Crunch on This for Better Brain Health

You may have heard of salmon and blueberries being referred to as "brain foods," thanks to their nutritional properties that help keep the brain healthy. Now a new study suggests that certain vegetables qualify as brain foods as well. Veggies—specifically crunchy, colorful ones such as celery, peppers, and carrots—contain a plant compound called luteolin, which works to tamp down inflammation in the brain that can cause problems with memory. The result? People who eat luteolin-rich foods may avoid the memory problems that often go hand-in-hand with aging.

Luteolin: The Anti-Inflammatory Compound
For about a decade, scientists at the University of Illinois have been studying the anti-inflammatory properties of luteolin and similar compounds.

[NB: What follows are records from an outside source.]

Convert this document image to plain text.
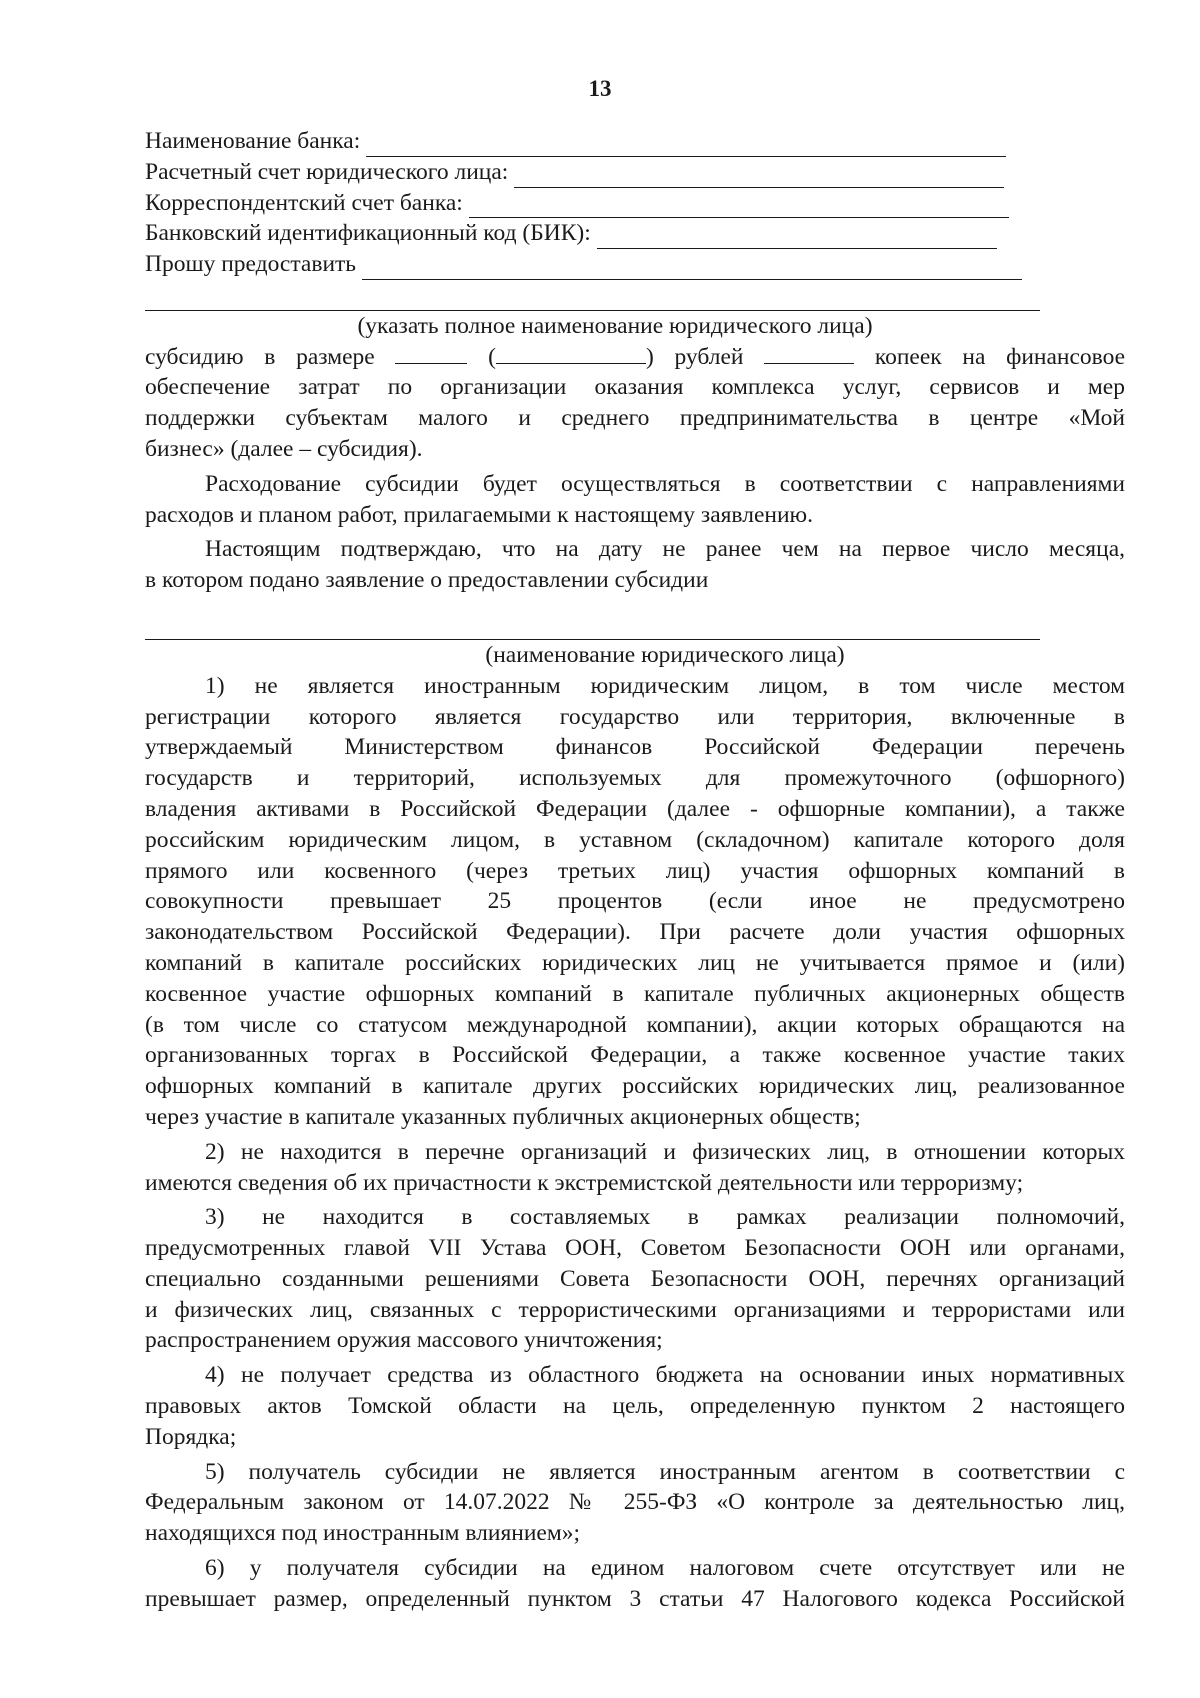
13
Наименование банка:
Расчетный счет юридического лица:
Корреспондентский счет банка:
Банковский идентификационный код (БИК):
Прошу предоставить
(указать полное наименование юридического лица)
субсидию в размере	(	) рублей	копеек на финансовое
обеспечение затрат по организации оказания комплекса услуг, сервисов и мер
поддержки субъектам малого и среднего предпринимательства в центре «Мой
бизнес» (далее – субсидия).
Расходование субсидии будет осуществляться в соответствии с направлениями
расходов и планом работ, прилагаемыми к настоящему заявлению.
Настоящим подтверждаю, что на дату не ранее чем на первое число месяца,
в котором подано заявление о предоставлении субсидии
(наименование юридического лица)
1) не является иностранным юридическим лицом, в том числе местом
регистрации которого является государство или территория, включенные в
утверждаемый Министерством финансов Российской Федерации перечень
государств и территорий, используемых для промежуточного (офшорного)
владения активами в Российской Федерации (далее - офшорные компании), а также
российским юридическим лицом, в уставном (складочном) капитале которого доля
прямого или косвенного (через третьих лиц) участия офшорных компаний в
совокупности превышает 25 процентов (если иное не предусмотрено
законодательством Российской Федерации). При расчете доли участия офшорных
компаний в капитале российских юридических лиц не учитывается прямое и (или)
косвенное участие офшорных компаний в капитале публичных акционерных обществ
(в том числе со статусом международной компании), акции которых обращаются на
организованных торгах в Российской Федерации, а также косвенное участие таких
офшорных компаний в капитале других российских юридических лиц, реализованное
через участие в капитале указанных публичных акционерных обществ;
2) не находится в перечне организаций и физических лиц, в отношении которых
имеются сведения об их причастности к экстремистской деятельности или терроризму;
3) не находится в составляемых в рамках реализации полномочий,
предусмотренных главой VII Устава ООН, Советом Безопасности ООН или органами,
специально созданными решениями Совета Безопасности ООН, перечнях организаций
и физических лиц, связанных с террористическими организациями и террористами или
распространением оружия массового уничтожения;
4) не получает средства из областного бюджета на основании иных нормативных
правовых актов Томской области на цель, определенную пунктом 2 настоящего
Порядка;
5) получатель субсидии не является иностранным агентом в соответствии с
Федеральным законом от 14.07.2022 № 255-ФЗ «О контроле за деятельностью лиц,
находящихся под иностранным влиянием»;
6) у получателя субсидии на едином налоговом счете отсутствует или не
превышает размер, определенный пунктом 3 статьи 47 Налогового кодекса Российской
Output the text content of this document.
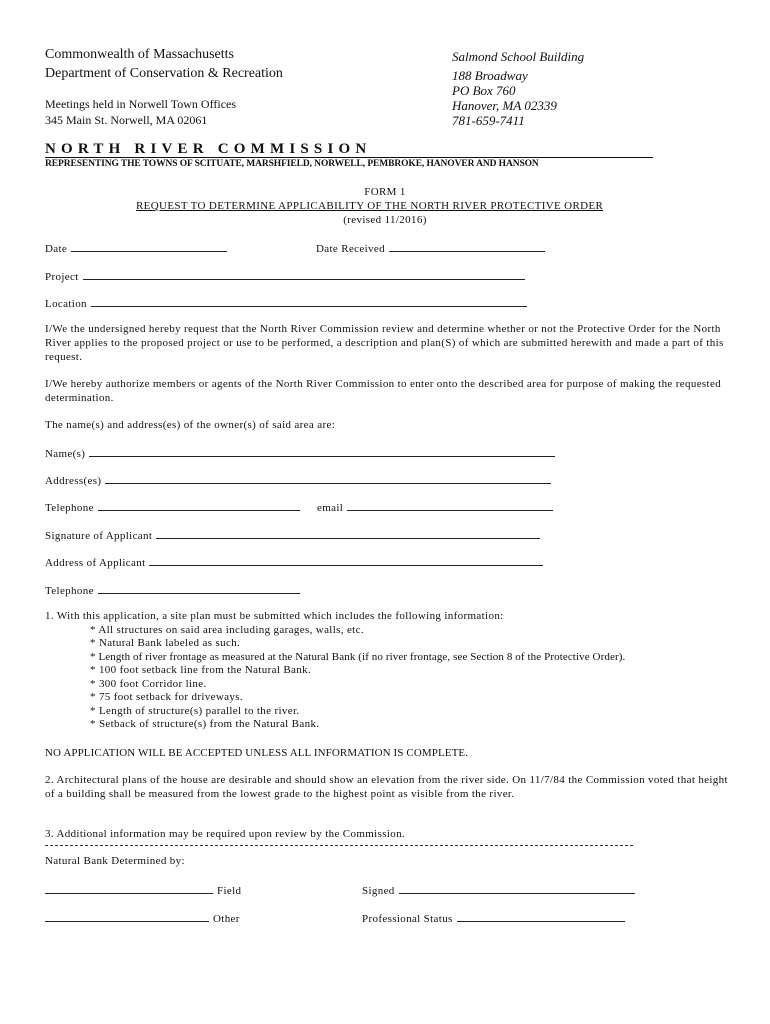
Commonwealth of Massachusetts
Department of Conservation & Recreation
Meetings held in Norwell Town Offices
345 Main St. Norwell, MA 02061
Salmond School Building
188 Broadway
PO Box 760
Hanover, MA 02339
781-659-7411
NORTH RIVER COMMISSION
REPRESENTING THE TOWNS OF SCITUATE, MARSHFIELD, NORWELL, PEMBROKE, HANOVER AND HANSON
FORM 1
REQUEST TO DETERMINE APPLICABILITY OF THE NORTH RIVER PROTECTIVE ORDER
(revised 11/2016)
Date	Date Received
Project
Location
I/We the undersigned hereby request that the North River Commission review and determine whether or not the Protective Order for the North River applies to the proposed project or use to be performed, a description and plan(S) of which are submitted herewith and made a part of this request.
I/We hereby authorize members or agents of the North River Commission to enter onto the described area for purpose of making the requested determination.
The name(s) and address(es) of the owner(s) of said area are:
Name(s)
Address(es)
Telephone	email
Signature of Applicant
Address of Applicant
Telephone
1. With this application, a site plan must be submitted which includes the following information:
* All structures on said area including garages, walls, etc.
* Natural Bank labeled as such.
* Length of river frontage as measured at the Natural Bank (if no river frontage, see Section 8 of the Protective Order).
* 100 foot setback line from the Natural Bank.
* 300 foot Corridor line.
* 75 foot setback for driveways.
* Length of structure(s) parallel to the river.
* Setback of structure(s) from the Natural Bank.
NO APPLICATION WILL BE ACCEPTED UNLESS ALL INFORMATION IS COMPLETE.
2. Architectural plans of the house are desirable and should show an elevation from the river side. On 11/7/84 the Commission voted that height of a building shall be measured from the lowest grade to the highest point as visible from the river.
3. Additional information may be required upon review by the Commission.
Natural Bank Determined by:
Field	Signed
Other	Professional Status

Their latest study, carried out on mice, demonstrates how luteolin might work its magic in the brain.

As the body ages, or when it is faced with an infection, cells in the brain and spinal cord (called microligal cells) produce inflammatory molecules known as cytokines. Cytokines cause changes in the brain, including memory loss. But foods containing high levels of luteolin appear to prevent the microglial cells from producing excess neuron-killing cytokines. When fed a diet supplemented with luteolin for four weeks, the mice in the study were more successful at learning and memory tasks, and had lower levels of cytokines in their brains, than mice fed a control diet lacking luteolin.

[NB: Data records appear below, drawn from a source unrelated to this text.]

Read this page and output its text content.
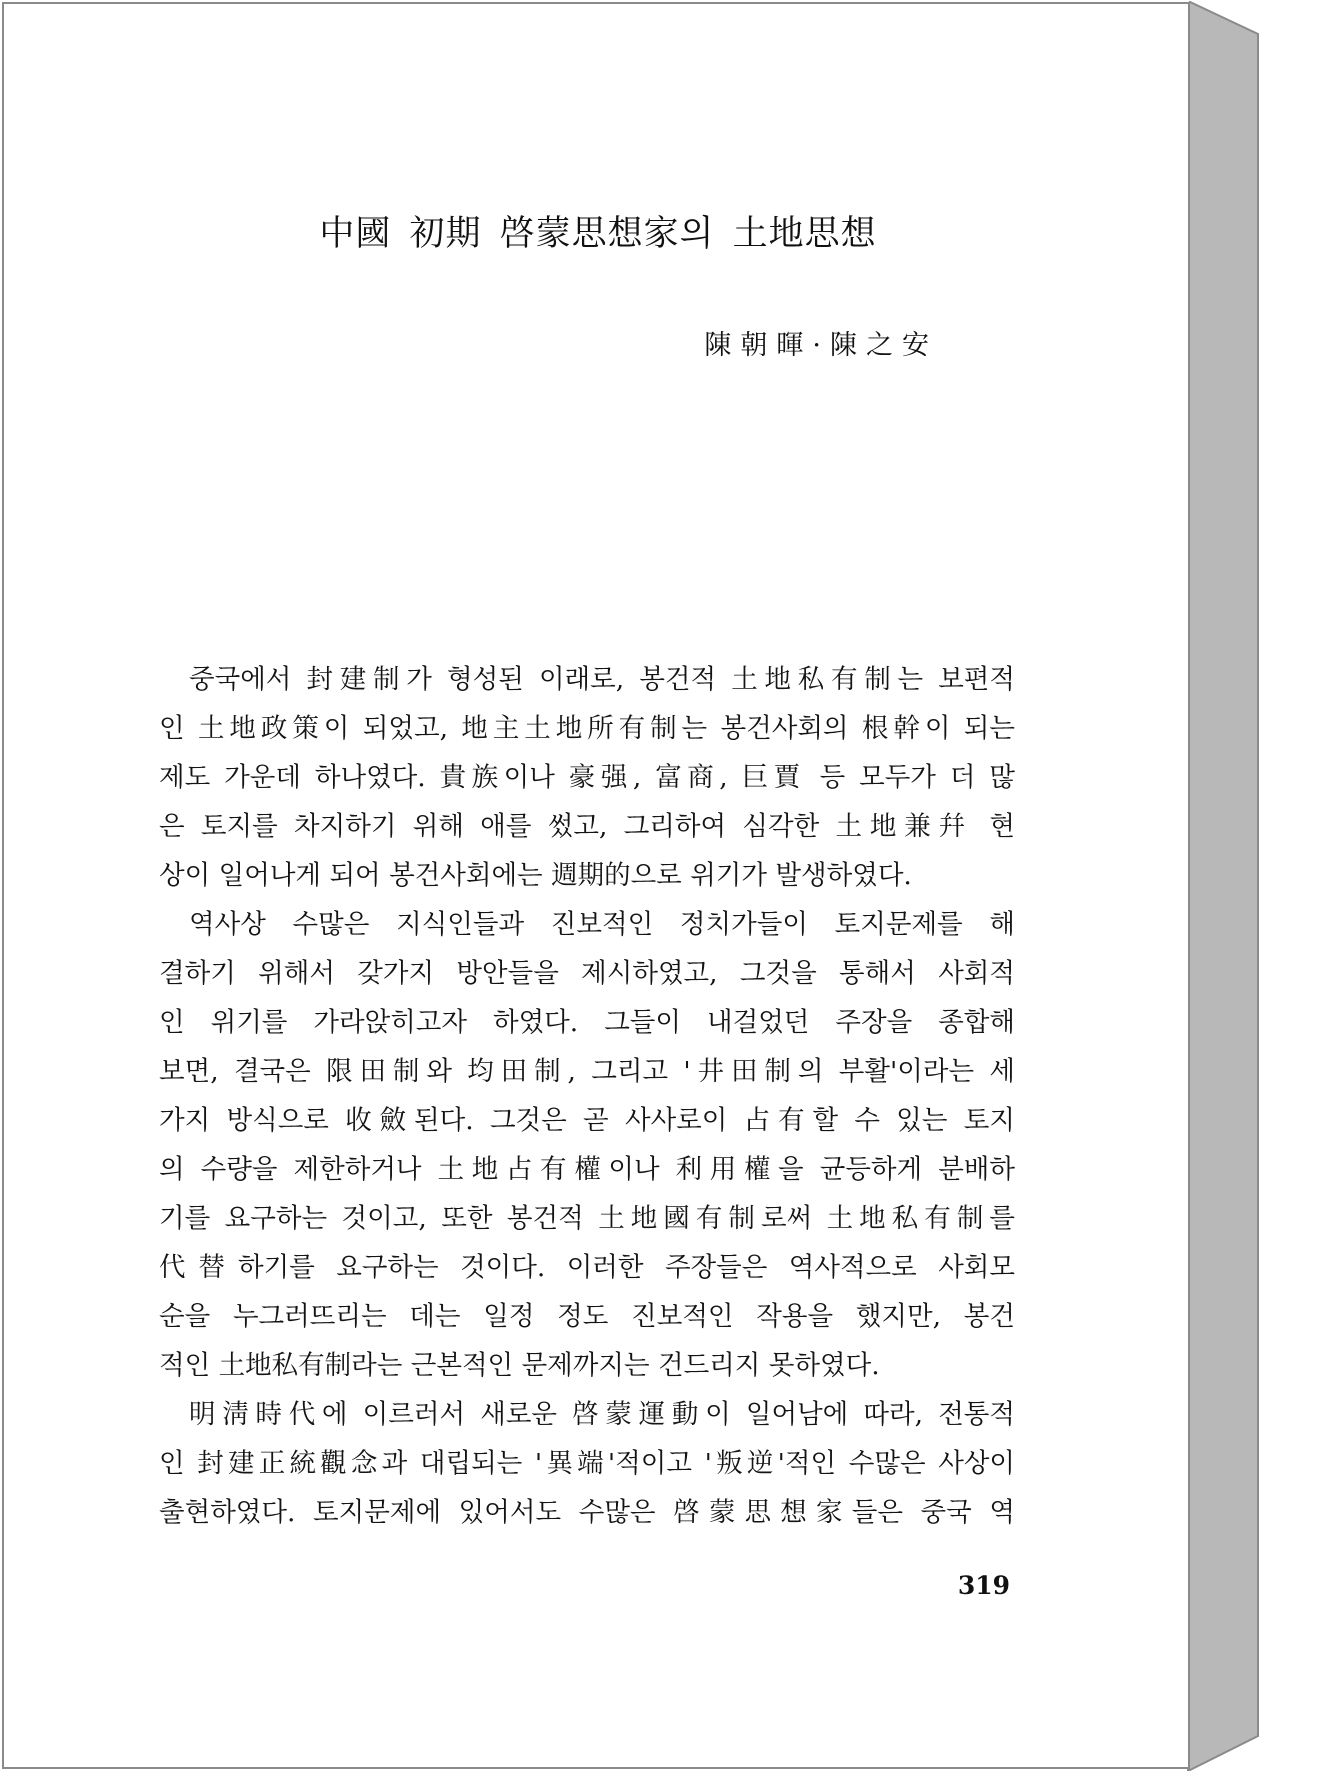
中國 初期 啓蒙思想家의 土地思想
陳朝暉·陳之安
중국에서 封建制가 형성된 이래로, 봉건적 土地私有制는 보편적
인 土地政策이 되었고, 地主土地所有制는 봉건사회의 根幹이 되는
제도 가운데 하나였다. 貴族이나 豪强, 富商, 巨賈 등 모두가 더 많
은 토지를 차지하기 위해 애를 썼고, 그리하여 심각한 土地兼幷 현
상이 일어나게 되어 봉건사회에는 週期的으로 위기가 발생하였다.
역사상 수많은 지식인들과 진보적인 정치가들이 토지문제를 해
결하기 위해서 갖가지 방안들을 제시하였고, 그것을 통해서 사회적
인 위기를 가라앉히고자 하였다. 그들이 내걸었던 주장을 종합해
보면, 결국은 限田制와 均田制, 그리고 '井田制의 부활'이라는 세
가지 방식으로 收斂된다. 그것은 곧 사사로이 占有할 수 있는 토지
의 수량을 제한하거나 土地占有權이나 利用權을 균등하게 분배하
기를 요구하는 것이고, 또한 봉건적 土地國有制로써 土地私有制를
代替하기를 요구하는 것이다. 이러한 주장들은 역사적으로 사회모
순을 누그러뜨리는 데는 일정 정도 진보적인 작용을 했지만, 봉건
적인 土地私有制라는 근본적인 문제까지는 건드리지 못하였다.
明淸時代에 이르러서 새로운 啓蒙運動이 일어남에 따라, 전통적
인 封建正統觀念과 대립되는 '異端'적이고 '叛逆'적인 수많은 사상이
출현하였다. 토지문제에 있어서도 수많은 啓蒙思想家들은 중국 역
319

What You Can Do: Incorporating Luteolin-Rich Foods Into Your Diet
How can you get luteolin into your diet? Eating nutritious foods such as celery, peppers, and carrots, which have high levels of luteolin, appears to prevent the microglial cells from producing a lot of cytokines. Olive oil and herbs such as peppermint, rosemary, and chamomile have the same effect. So amp up your luteolin intake with this mouth-watering meal:

Memory-Boosting Salad
Enjoy this delicious dish for lunch or dinner.

  • On a large bed of greens, combine diced celery, carrots, and red or green peppers.
  • Add a few ounces of cooked lean protein, such as turkey, chicken, or shrimp.
  • Toss with olive oil and vinegar, and a handful of fresh rosemary leaves.

Finish with a steaming mug of chamomile or peppermint tea, then enjoy the daily crossword or word puzzle for an additional brain workout!



Yates D. "Compound in Celery, Peppers Reduces Age-Related Memory Deficits." Web. 13 Oct. 2010. News Bureau/Public Affairs, University of Illinois.